第2話

 馬車の窓を開ける。

 空は青く、風はサラサラと流れていて気持ちの良い朝だった。

 鳥たちのさえずりに、私の心は明るくなった。

「スノー様、良い笑顔ですわね」

 アルマは嬉しそうに言った。


 学校に着くとアルマと仲の良い二人の男子が現れた。

 商人の息子のユーク・プライスと、騎士の息子のジュリアス・ペリーだ。

 二人はアルマが好きで、スノーのことは良く思っていない。ゲームの中ではアルマを助ける勇敢な若者だった。


「おはよう、アルマ様。スノー様とご一緒ですか?」

 ユークが心配そうにアルマに訊ねた。

「おはようございます、ユーク様。スノー様は体調が戻られたようですわ」

「おはようございます、ユーク様、ジュリアス様」


 ユークとジュリアスは微笑む私を見て、驚いた顔をした。


「さきほども微笑んでいらっしゃったんですよ」

 アルマの言葉に、ユークとジュリアスはまじまじと私の顔を見ていった。

「まだ、具合が悪いのではありませんか?」

「まあ、失礼ですわね!?」


 私が声を荒げると、ユークとジュリアスはため息をついた。

「それでこそ、スノー様です」

「……」

 私はスノーって、そんなに態度が悪かったのかと思いがっかりした。

「皆様、急がないと授業が始まってしまいますわ」

 アルマがそう言うと、ユークとジュリアスがアルマの後について歩き出した。

 私もその後について歩き出す。


「今日の授業は、魔法の基礎練習でしたわね」

 アルマが言った。

「魔法……使えるかしら?」

 私が呟くとユークがぶっきらぼうに言った。

「スノー様の魔力はこの学校で、ずば抜けた一番でしょう? 皮肉ですか?」

「意地の悪いことを言わないでくださいませ、ユーク様。
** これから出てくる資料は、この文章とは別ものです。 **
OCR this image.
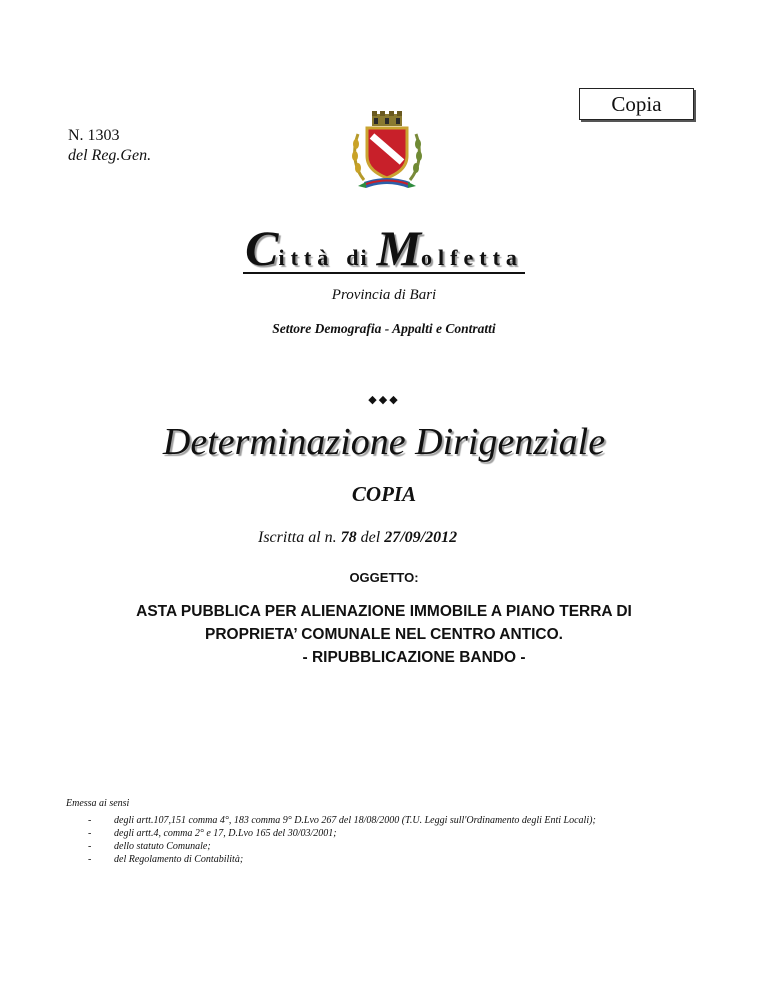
Copia
N. 1303
del Reg.Gen.
Città di Molfetta
Provincia di Bari
Settore Demografia - Appalti e Contratti
◆◆◆
Determinazione Dirigenziale
COPIA
Iscritta al n. 78 del 27/09/2012
OGGETTO:
ASTA PUBBLICA PER ALIENAZIONE IMMOBILE A PIANO TERRA DI
PROPRIETA’ COMUNALE NEL CENTRO ANTICO.
- RIPUBBLICAZIONE BANDO -
Emessa ai sensi
- degli artt.107,151 comma 4°, 183 comma 9° D.Lvo 267 del 18/08/2000 (T.U. Leggi sull'Ordinamento degli Enti Locali);
- degli artt.4, comma 2° e 17, D.Lvo 165 del 30/03/2001;
- dello statuto Comunale;
- del Regolamento di Contabilità;
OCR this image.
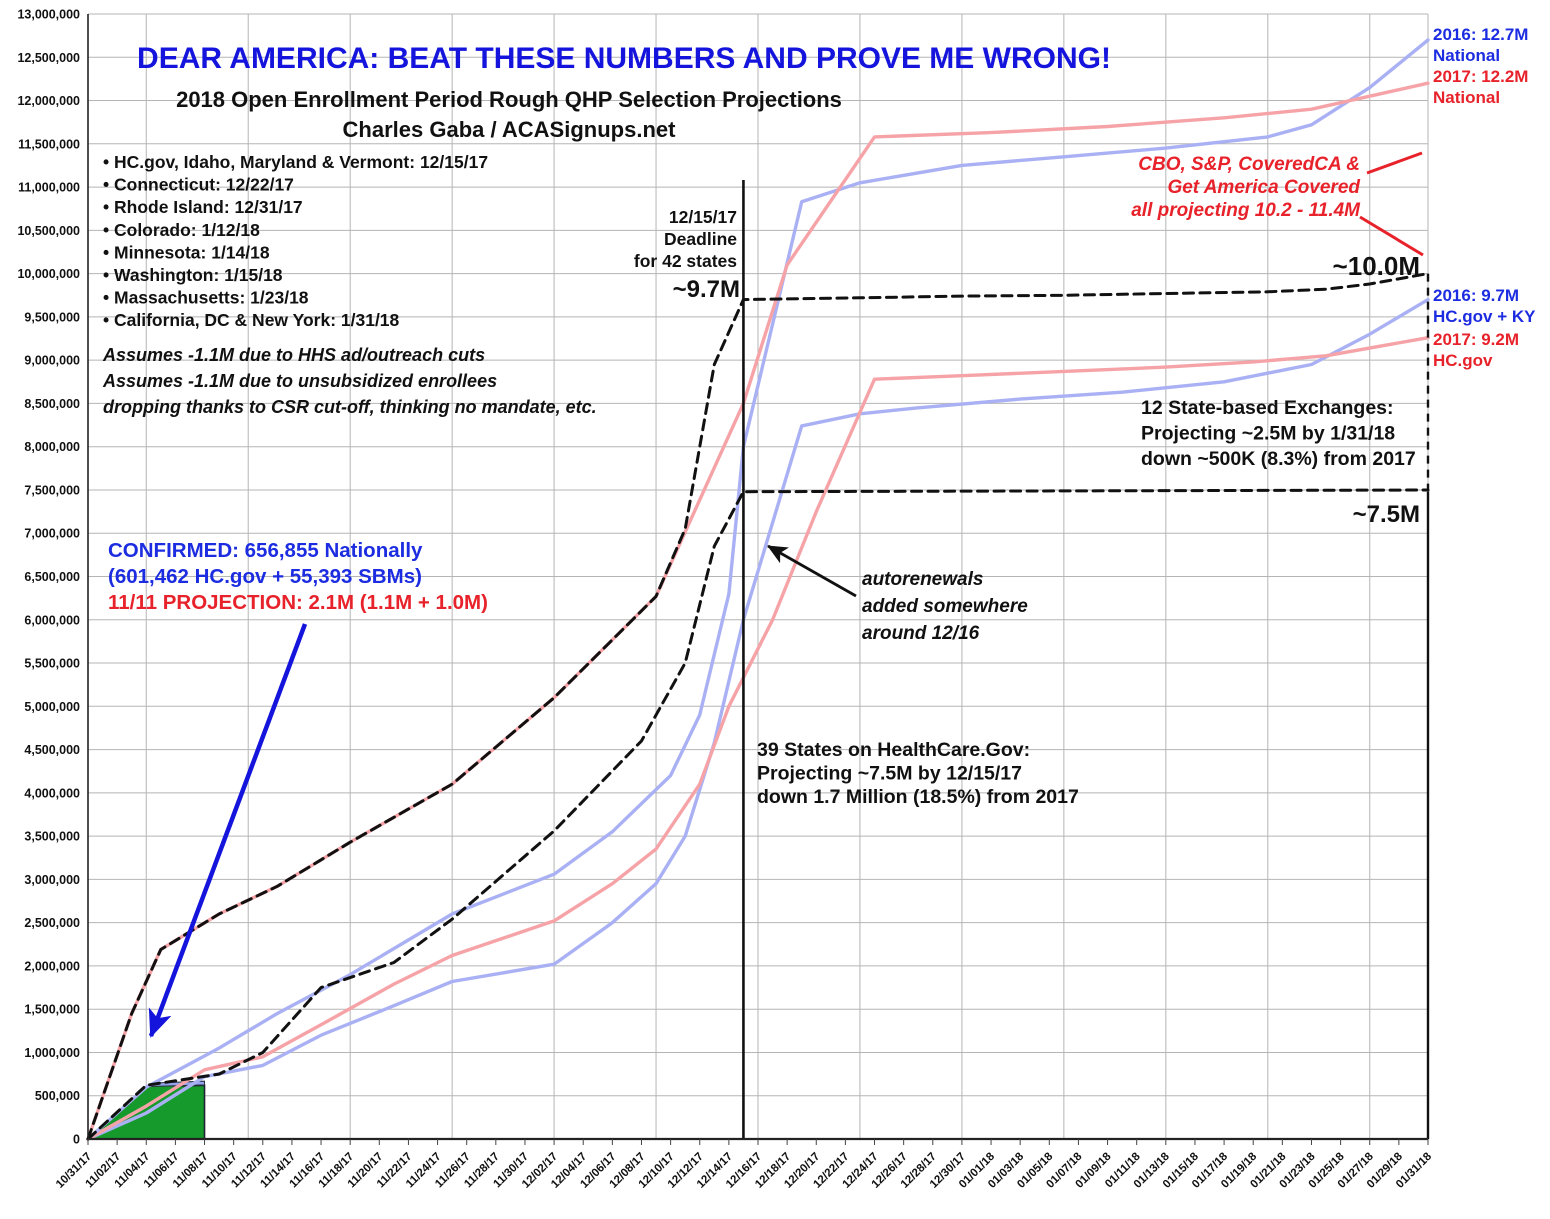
0
500,000
1,000,000
1,500,000
2,000,000
2,500,000
3,000,000
3,500,000
4,000,000
4,500,000
5,000,000
5,500,000
6,000,000
6,500,000
7,000,000
7,500,000
8,000,000
8,500,000
9,000,000
9,500,000
10,000,000
10,500,000
11,000,000
11,500,000
12,000,000
12,500,000
13,000,000
10/31/17
11/02/17
11/04/17
11/06/17
11/08/17
11/10/17
11/12/17
11/14/17
11/16/17
11/18/17
11/20/17
11/22/17
11/24/17
11/26/17
11/28/17
11/30/17
12/02/17
12/04/17
12/06/17
12/08/17
12/10/17
12/12/17
12/14/17
12/16/17
12/18/17
12/20/17
12/22/17
12/24/17
12/26/17
12/28/17
12/30/17
01/01/18
01/03/18
01/05/18
01/07/18
01/09/18
01/11/18
01/13/18
01/15/18
01/17/18
01/19/18
01/21/18
01/23/18
01/25/18
01/27/18
01/29/18
01/31/18
DEAR AMERICA: BEAT THESE NUMBERS AND PROVE ME WRONG!
2018 Open Enrollment Period Rough QHP Selection Projections
Charles Gaba / ACASignups.net
• HC.gov, Idaho, Maryland & Vermont: 12/15/17
• Connecticut: 12/22/17
• Rhode Island: 12/31/17
• Colorado: 1/12/18
• Minnesota: 1/14/18
• Washington: 1/15/18
• Massachusetts: 1/23/18
• California, DC & New York: 1/31/18
Assumes -1.1M due to HHS ad/outreach cuts
Assumes -1.1M due to unsubsidized enrollees
dropping thanks to CSR cut-off, thinking no mandate, etc.
CONFIRMED: 656,855 Nationally
(601,462 HC.gov + 55,393 SBMs)
11/11 PROJECTION: 2.1M (1.1M + 1.0M)
12/15/17
Deadline
for 42 states
~9.7M
~10.0M
~7.5M
CBO, S&P, CoveredCA &
Get America Covered
all projecting 10.2 - 11.4M
autorenewals
added somewhere
around 12/16
12 State-based Exchanges:
Projecting ~2.5M by 1/31/18
down ~500K (8.3%) from 2017
39 States on HealthCare.Gov:
Projecting ~7.5M by 12/15/17
down 1.7 Million (18.5%) from 2017
2016: 12.7M
National
2017: 12.2M
National
2016: 9.7M
HC.gov + KY
2017: 9.2M
HC.gov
スノー様は病み上がりなのですから」


 アルマはそう言って私をかばった。

 私は参考書をパラパラとめくった。

「手のひらに意識を集中させて、各属性のイメージを高める、か。……やってみないと分からないわね」

 私は三人のやや後方を歩きながら、これから初めて受ける魔法実習を想像し緊張していた。